The old Web site ... ah, yes, the oooold Web site. I sense now it's been deceased for over a week I am finally gaining sufficient distance to refer to it with ironic tenderness, much like you'd talk about that good old mutt dog Blue you had as a kid, the one who ate your favorite baseball mitt, infested the house with fleas, ransacked your project the day before the Science Fair and threw up on your date's prom dress. That old Web site brought so much ... emotion to our lives over the years.

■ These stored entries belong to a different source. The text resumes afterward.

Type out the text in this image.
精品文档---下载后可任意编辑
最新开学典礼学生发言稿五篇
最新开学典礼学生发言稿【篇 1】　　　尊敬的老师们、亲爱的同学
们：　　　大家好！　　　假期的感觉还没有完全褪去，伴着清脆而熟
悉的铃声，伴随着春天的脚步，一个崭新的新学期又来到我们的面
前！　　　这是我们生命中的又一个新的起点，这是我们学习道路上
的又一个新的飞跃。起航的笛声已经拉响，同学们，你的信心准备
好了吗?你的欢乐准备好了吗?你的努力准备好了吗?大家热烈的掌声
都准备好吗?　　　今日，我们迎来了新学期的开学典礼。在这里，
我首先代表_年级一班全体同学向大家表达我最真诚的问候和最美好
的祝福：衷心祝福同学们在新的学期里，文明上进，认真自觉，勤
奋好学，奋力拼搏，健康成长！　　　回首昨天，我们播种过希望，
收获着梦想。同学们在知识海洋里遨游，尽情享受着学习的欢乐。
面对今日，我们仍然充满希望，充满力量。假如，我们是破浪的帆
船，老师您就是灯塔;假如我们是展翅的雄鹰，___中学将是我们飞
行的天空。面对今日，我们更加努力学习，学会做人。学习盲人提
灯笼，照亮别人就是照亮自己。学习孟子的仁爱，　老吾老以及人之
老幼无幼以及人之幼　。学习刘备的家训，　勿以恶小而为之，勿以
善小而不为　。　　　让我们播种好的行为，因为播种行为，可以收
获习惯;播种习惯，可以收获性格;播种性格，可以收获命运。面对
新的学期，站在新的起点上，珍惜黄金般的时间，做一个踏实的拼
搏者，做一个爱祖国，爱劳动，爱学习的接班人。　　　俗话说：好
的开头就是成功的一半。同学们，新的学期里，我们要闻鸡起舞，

Poor little fella never really had a chance, though. Born in 1996, during the infancy of the World Wide Web, and we had no money to bring it into the modern age, so we just kept tacking stuff on - sort of like one of those bungalows you see around Southern California, the little three-room jobbers they keep adding to and adding to until it looks like a Lego house that grows from 1000 to 5000 sq ft with the aid of wood blocks, play doh and an erector set.
Yes, old icfa.org was an ongoing kludge, glommed with bits and pieces of new technology but never revamped, disjointed yet obliquely attractive like something by Duchamp - the Bride Stripped Bare By Her Programmers, Even - a masterwork of accretion which amazingly defied common sense and gravity to remain standing for over 12 years. Even we on the staff had trouble finding stuff. And as far as making sitewide changes .... brrr! what a nightmare. But also full of wonderful surprises as we periodically found content that no one remembered was there.
Here on the new site, we can pretty much manipulate and reframe all of our content however we want, because the content and presentation are truly separate. If the aliens land tomorrow, we can adopt a Pleiades color scheme to welcome our new overlords. If T. Boone Pickens decides to purchase the entire death care industry, we can put windmills and natural gas logos on every page. We can redo our menus with a few keystrokes and bring any content right to the surface. It's going to be much, much easier to manage than ol' Blue.